Garth writes that when Tolkien created the tale of the wiping out of the "very numerous" Hammer of Wrath battalion of Elves in The Fall of Gondolin, where they were "ill-fated, and none ever fared away from that field", he can scarcely not have been thinking of the Battle of the Somme, where the units of both his close friends' battalions – Rob Gilson's Cambridgeshire Regiment, and his own and G. B. Smith's Lancashire Fusiliers suffered terrible losses. Similarly, he notes, Fëanor paid heavily for venturing too far into enemy territory. In a different way, the arrival of Tolkien's frame story wanderer Eriol, the "one who dreams alone", in the Lonely Isle, "the Land of Release", has in Garth's view the feeling of a soldier's dream of coming home to find everything restored to normality. Eriol is escaping his own time and entering the timeless realm of Faerie, just as for the soldier in the trenches, time had rushed on while it had hardly moved back in England, so, he suggests, the Lonely Isle could symbolise a nostalgic vision of England.

=== In film ===

The 2019 biopic Tolkien links the Great War to Middle-earth by showing Tolkien, in delirium, hallucinating a fire-breathing dragon from what may be a Flammenwerfer in no-man's land.

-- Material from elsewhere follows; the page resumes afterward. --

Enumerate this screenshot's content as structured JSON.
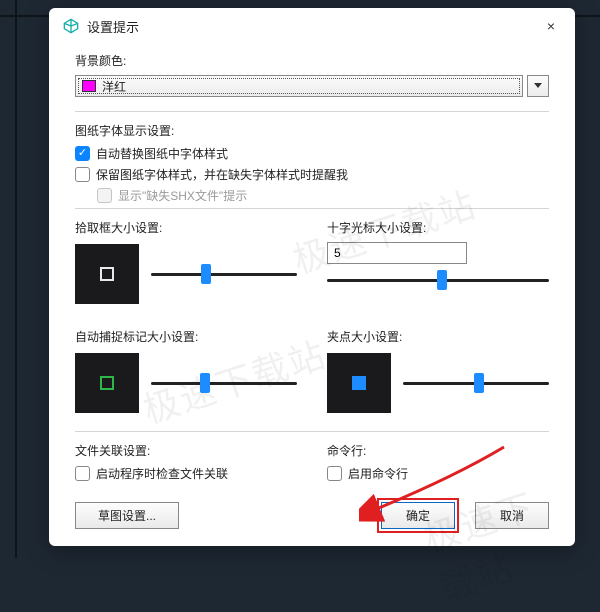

The Finnish film director Dome Karukoski's 2019 biographical drama film Tolkien narrates Tolkien's early life and wartime experiences. It depicts him in delirium with trench fever on the front line, beginning "to hallucinate scenes from the books he is yet to write", and thus visually linking the war to his legendarium. In a vision, perhaps dreamed, in a smoky, dark and chaotic no man's land of mud and shattered tree-stumps, he sees not a Flammenwerfer but a fiery dragon before him. He also has a batman named Sam. Sheila O'Malley, reviewing the film for the film criticism website RogerEbert.com, comments that having Tolkien literally "see[ing] dragons and what would eventually become the Eye of Sauron and the Nazgûl, unfurling across the hellscape of No-man's-Land ... is a very reductive approach to literature". Worse, in O'Malley's view, is that by explicitly showing the Somme as inspiration (her quotation marks) for Middle-earth, the film "diminish[es] both the battle and the books".